Porque la Hamilton Watch Company se dio cuenta de algo muy importante: la mayoría de la gente en realidad no quiere un reloj herramienta. Quieren la sensación de ser alguien que podría, en teoría, necesitar un reloj herramienta si la vida se convirtiera de repente en un escenario de supervivencia ligeramente guionizado. El Khaki Field entrega esa sensación con eficiencia. Un Timex también serviría, pero es demasiado barato como para que te encariñes con él.
Parece que te lo entregó un gobierno que respeta la puntualidad. Es limpio, legible, sencillo y agresivamente poco romántico de una forma que, de algún modo, lo hace más romántico. Sin diamantes. Sin fantasías de regatas de yates. Sin tonterías de “herencia” con aristócratas que sin duda no usaban bien los relojes de pulsera. Solo: números, agujas, correa, función.

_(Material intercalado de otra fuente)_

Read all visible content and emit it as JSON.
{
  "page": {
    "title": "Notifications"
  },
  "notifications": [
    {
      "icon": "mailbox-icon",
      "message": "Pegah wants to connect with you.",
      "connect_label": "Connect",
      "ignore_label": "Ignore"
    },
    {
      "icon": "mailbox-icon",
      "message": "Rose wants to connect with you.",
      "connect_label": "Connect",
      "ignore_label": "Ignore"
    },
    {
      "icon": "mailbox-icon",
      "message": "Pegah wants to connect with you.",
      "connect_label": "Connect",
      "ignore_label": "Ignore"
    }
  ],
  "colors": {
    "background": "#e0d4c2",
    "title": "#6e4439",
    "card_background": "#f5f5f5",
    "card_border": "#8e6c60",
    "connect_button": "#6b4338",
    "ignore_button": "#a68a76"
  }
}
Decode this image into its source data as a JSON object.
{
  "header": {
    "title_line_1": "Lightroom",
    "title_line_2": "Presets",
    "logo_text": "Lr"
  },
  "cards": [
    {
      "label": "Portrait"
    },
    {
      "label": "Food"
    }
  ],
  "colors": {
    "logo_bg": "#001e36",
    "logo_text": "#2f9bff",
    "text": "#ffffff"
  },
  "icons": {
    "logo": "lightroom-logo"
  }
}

Por eso los dueños del Khaki Field suelen desarrollar un arco de identidad muy específico. Empieza con “quería algo simple”. Luego rápidamente se vuelve “aprecio la historia militar”. Después, sin previo aviso, de algún modo sienten que su plan de ingeniería a 3 años para reducir el trabajo contable manual en un 20 % en realidad implica asaltar Normandía.
La correa NATO merece una mención especial porque es responsable de al menos el 40 % del desarrollo de personalidad del dueño de un Hamilton Khaki Field. Da igual que universalmente afeen los relojes. En el momento en que alguien cambia el brazalete o el cuero por nailon, desbloquea una versión paralela de sí mismo que se siente experta en hacer que un reloj de 1000 dólares parezca de 30.
Lo interesante de Hamilton es que se sitúa en este punto medio emocional perfecto: lo bastante asequible para ser racional, lo bastante diseñado para sentirse intencional y lo bastante contenido como para no convertir al portador en un trastorno de personalidad andante. Tan sutil que nunca lo notan, para desesperación del dueño. "Lo llevo para mí mismo", dijo todo entusiasta de relojes que gasta cada vez más dinero con la esperanza de recibir al menos un cumplido.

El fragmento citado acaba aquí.